At the same event, Irish Senator Gerry Horkan insisted that “Iran is on the verge of a revolution” that would eliminate the need for such false hope regarding moderation, and would instead usher in an altogether new government based on the democratic principles outlined in Mrs. Rajavi’s 10-point plan for Iran’s future. “We must preempt any form of criminal and violent reaction by the regime,” Horkan added to the looming change is to be driven by the Iranian people themselves, and not by direct Western intervention.

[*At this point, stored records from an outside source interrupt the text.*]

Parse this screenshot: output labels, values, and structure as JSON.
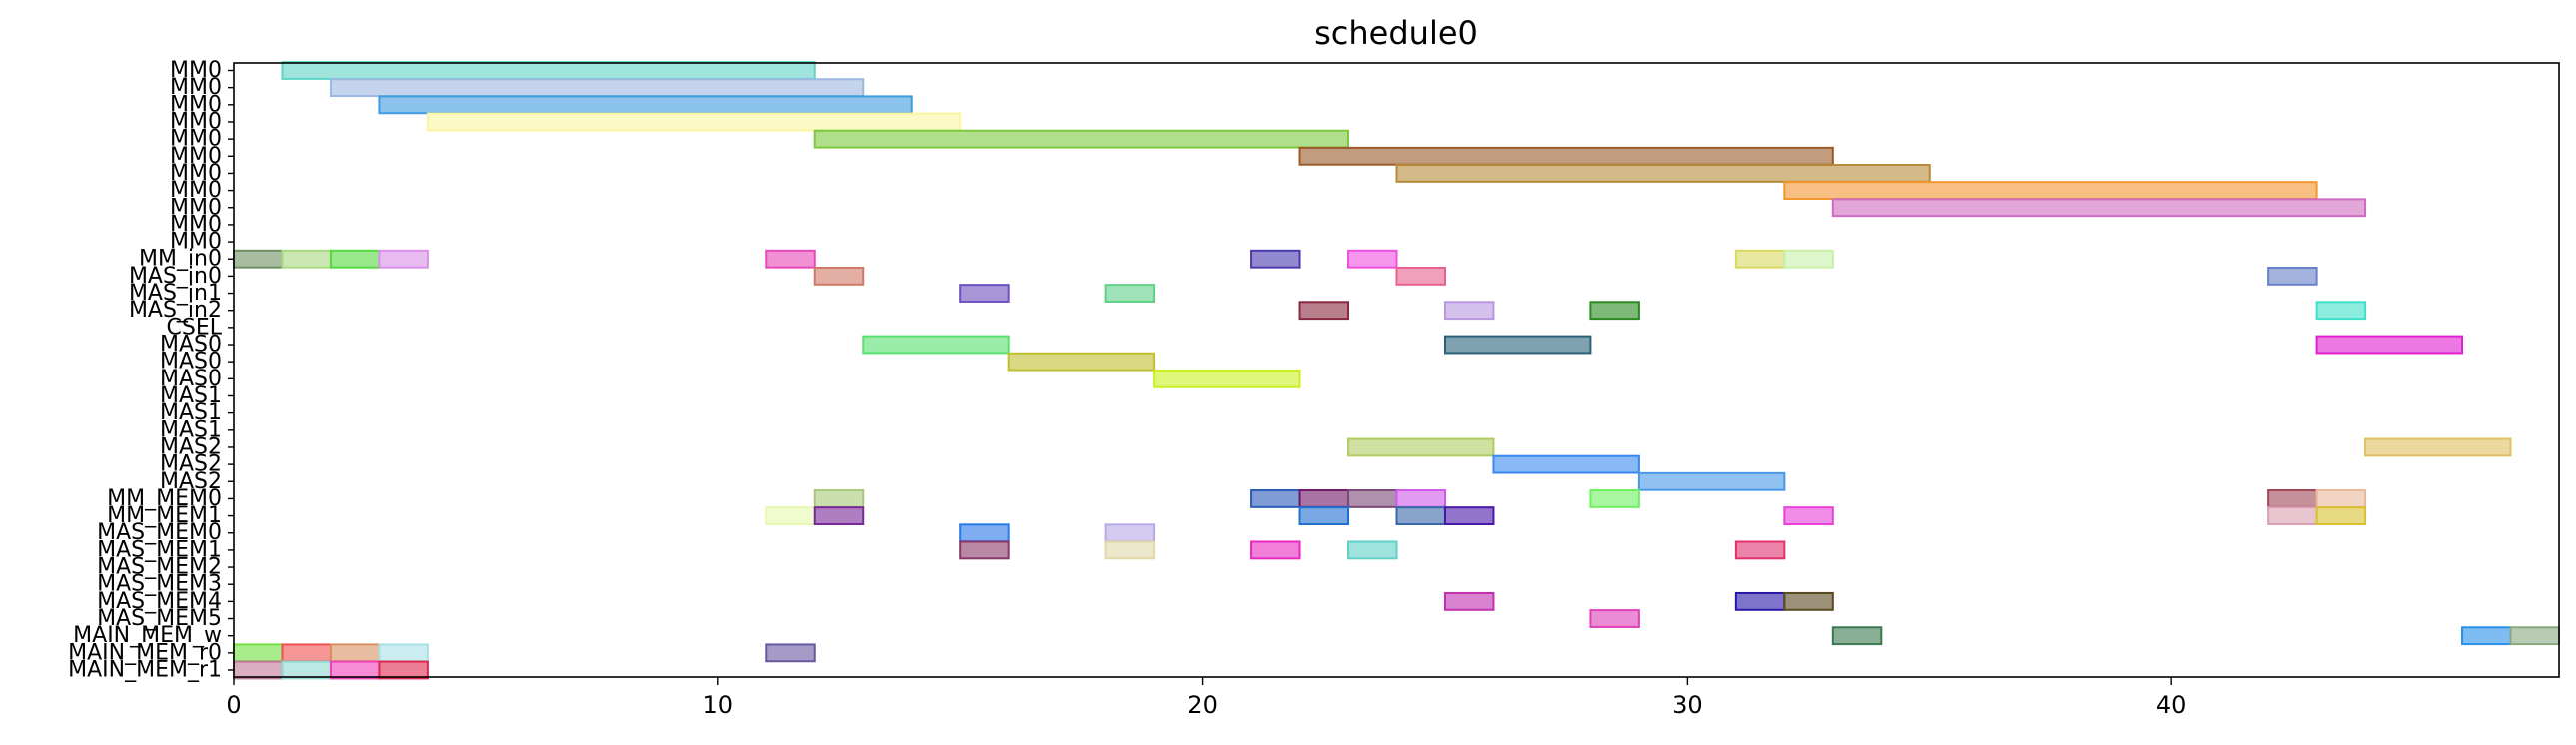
{
  "chart_data": {
    "type": "gantt",
    "title": "schedule0",
    "xlabel": "",
    "ylabel": "",
    "xlim": [
      0,
      48
    ],
    "grid": false,
    "x_ticks": [
      0,
      10,
      20,
      30,
      40
    ],
    "rows": [
      "MM0",
      "MM0",
      "MM0",
      "MM0",
      "MM0",
      "MM0",
      "MM0",
      "MM0",
      "MM0",
      "MM0",
      "MM0",
      "MM_in0",
      "MAS_in0",
      "MAS_in1",
      "MAS_in2",
      "CSEL",
      "MAS0",
      "MAS0",
      "MAS0",
      "MAS1",
      "MAS1",
      "MAS1",
      "MAS2",
      "MAS2",
      "MAS2",
      "MM_MEM0",
      "MM_MEM1",
      "MAS_MEM0",
      "MAS_MEM1",
      "MAS_MEM2",
      "MAS_MEM3",
      "MAS_MEM4",
      "MAS_MEM5",
      "MAIN_MEM_w",
      "MAIN_MEM_r0",
      "MAIN_MEM_r1"
    ],
    "tasks": [
      {
        "row": 0,
        "start": 1,
        "end": 12,
        "color": "#5fd3c6"
      },
      {
        "row": 1,
        "start": 2,
        "end": 13,
        "color": "#9bb8e0"
      },
      {
        "row": 2,
        "start": 3,
        "end": 14,
        "color": "#3f9be0"
      },
      {
        "row": 3,
        "start": 4,
        "end": 15,
        "color": "#f8f5a0"
      },
      {
        "row": 4,
        "start": 12,
        "end": 23,
        "color": "#7cc83c"
      },
      {
        "row": 5,
        "start": 22,
        "end": 33,
        "color": "#9a5a28"
      },
      {
        "row": 6,
        "start": 24,
        "end": 35,
        "color": "#b88a3a"
      },
      {
        "row": 7,
        "start": 32,
        "end": 43,
        "color": "#f2962e"
      },
      {
        "row": 8,
        "start": 33,
        "end": 44,
        "color": "#d06ac0"
      },
      {
        "row": 11,
        "start": 0,
        "end": 1,
        "color": "#6e8f60"
      },
      {
        "row": 11,
        "start": 1,
        "end": 2,
        "color": "#a8d880"
      },
      {
        "row": 11,
        "start": 2,
        "end": 3,
        "color": "#55d840"
      },
      {
        "row": 11,
        "start": 3,
        "end": 4,
        "color": "#d890e8"
      },
      {
        "row": 11,
        "start": 11,
        "end": 12,
        "color": "#e848b8"
      },
      {
        "row": 11,
        "start": 21,
        "end": 22,
        "color": "#4a3ab0"
      },
      {
        "row": 11,
        "start": 23,
        "end": 24,
        "color": "#f050e0"
      },
      {
        "row": 11,
        "start": 31,
        "end": 32,
        "color": "#d8d860"
      },
      {
        "row": 11,
        "start": 32,
        "end": 33,
        "color": "#c8f0a8"
      },
      {
        "row": 12,
        "start": 12,
        "end": 13,
        "color": "#d07868"
      },
      {
        "row": 12,
        "start": 24,
        "end": 25,
        "color": "#e86090"
      },
      {
        "row": 12,
        "start": 42,
        "end": 43,
        "color": "#6880c8"
      },
      {
        "row": 13,
        "start": 15,
        "end": 16,
        "color": "#7050c0"
      },
      {
        "row": 13,
        "start": 18,
        "end": 19,
        "color": "#60d088"
      },
      {
        "row": 14,
        "start": 22,
        "end": 23,
        "color": "#882840"
      },
      {
        "row": 14,
        "start": 25,
        "end": 26,
        "color": "#b898e0"
      },
      {
        "row": 14,
        "start": 28,
        "end": 29,
        "color": "#2a8a20"
      },
      {
        "row": 14,
        "start": 43,
        "end": 44,
        "color": "#40e0c8"
      },
      {
        "row": 16,
        "start": 13,
        "end": 16,
        "color": "#58e070"
      },
      {
        "row": 16,
        "start": 25,
        "end": 28,
        "color": "#2a6078"
      },
      {
        "row": 16,
        "start": 43,
        "end": 46,
        "color": "#e020d0"
      },
      {
        "row": 17,
        "start": 16,
        "end": 19,
        "color": "#c0c030"
      },
      {
        "row": 18,
        "start": 19,
        "end": 22,
        "color": "#c8f020"
      },
      {
        "row": 22,
        "start": 23,
        "end": 26,
        "color": "#b0cc60"
      },
      {
        "row": 22,
        "start": 44,
        "end": 47,
        "color": "#e0c060"
      },
      {
        "row": 23,
        "start": 26,
        "end": 29,
        "color": "#3888f0"
      },
      {
        "row": 24,
        "start": 29,
        "end": 32,
        "color": "#4898e8"
      },
      {
        "row": 25,
        "start": 12,
        "end": 13,
        "color": "#a8c878"
      },
      {
        "row": 25,
        "start": 21,
        "end": 22,
        "color": "#2a5cb8"
      },
      {
        "row": 25,
        "start": 22,
        "end": 23,
        "color": "#701868"
      },
      {
        "row": 25,
        "start": 23,
        "end": 24,
        "color": "#7a4878"
      },
      {
        "row": 25,
        "start": 24,
        "end": 25,
        "color": "#d058e8"
      },
      {
        "row": 25,
        "start": 28,
        "end": 29,
        "color": "#70f060"
      },
      {
        "row": 25,
        "start": 42,
        "end": 43,
        "color": "#a04858"
      },
      {
        "row": 25,
        "start": 43,
        "end": 44,
        "color": "#e8b898"
      },
      {
        "row": 26,
        "start": 11,
        "end": 12,
        "color": "#e8f8b0"
      },
      {
        "row": 26,
        "start": 12,
        "end": 13,
        "color": "#782898"
      },
      {
        "row": 26,
        "start": 22,
        "end": 23,
        "color": "#2070d0"
      },
      {
        "row": 26,
        "start": 24,
        "end": 25,
        "color": "#3868a8"
      },
      {
        "row": 26,
        "start": 25,
        "end": 26,
        "color": "#4a18a8"
      },
      {
        "row": 26,
        "start": 32,
        "end": 33,
        "color": "#e840d8"
      },
      {
        "row": 26,
        "start": 42,
        "end": 43,
        "color": "#d8a0b0"
      },
      {
        "row": 26,
        "start": 43,
        "end": 44,
        "color": "#d8c030"
      },
      {
        "row": 27,
        "start": 15,
        "end": 16,
        "color": "#2878e8"
      },
      {
        "row": 27,
        "start": 18,
        "end": 19,
        "color": "#b8a8e8"
      },
      {
        "row": 28,
        "start": 15,
        "end": 16,
        "color": "#883868"
      },
      {
        "row": 28,
        "start": 18,
        "end": 19,
        "color": "#e0d8a8"
      },
      {
        "row": 28,
        "start": 21,
        "end": 22,
        "color": "#e828c0"
      },
      {
        "row": 28,
        "start": 23,
        "end": 24,
        "color": "#60d0c8"
      },
      {
        "row": 28,
        "start": 31,
        "end": 32,
        "color": "#e03070"
      },
      {
        "row": 31,
        "start": 25,
        "end": 26,
        "color": "#c030b0"
      },
      {
        "row": 31,
        "start": 31,
        "end": 32,
        "color": "#2818a8"
      },
      {
        "row": 31,
        "start": 32,
        "end": 33,
        "color": "#5a4a20"
      },
      {
        "row": 32,
        "start": 28,
        "end": 29,
        "color": "#e040b8"
      },
      {
        "row": 33,
        "start": 33,
        "end": 34,
        "color": "#3a7a50"
      },
      {
        "row": 33,
        "start": 46,
        "end": 47,
        "color": "#2890e8"
      },
      {
        "row": 33,
        "start": 47,
        "end": 48,
        "color": "#8aa880"
      },
      {
        "row": 34,
        "start": 0,
        "end": 1,
        "color": "#70e040"
      },
      {
        "row": 34,
        "start": 1,
        "end": 2,
        "color": "#f05050"
      },
      {
        "row": 34,
        "start": 2,
        "end": 3,
        "color": "#d89060"
      },
      {
        "row": 34,
        "start": 3,
        "end": 4,
        "color": "#a8e0e8"
      },
      {
        "row": 34,
        "start": 11,
        "end": 12,
        "color": "#6858a0"
      },
      {
        "row": 35,
        "start": 0,
        "end": 1,
        "color": "#c07898"
      },
      {
        "row": 35,
        "start": 1,
        "end": 2,
        "color": "#90d8d0"
      },
      {
        "row": 35,
        "start": 2,
        "end": 3,
        "color": "#f040b8"
      },
      {
        "row": 35,
        "start": 3,
        "end": 4,
        "color": "#e02850"
      }
    ]
  }
}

On some level, Iranian officials seem to expect the same thing. This was reflected in the regime’s Supreme Leader’s warnings about an ascendant democratic Resistance movement, and it has more recently been reflected in statements from some members of the regime’s parliament like Ahmad Hossein Fallahi, who recently commented on social problems including but not limited to the worsening coronavirus outbreak by saying that the restive population has placed responsibility for all such problems “on the state and on the Supreme Leader.”

This popular disdain for the ruling system should be recognized throughout the world for what it is: a sign that the Iranian regime’s days are numbered.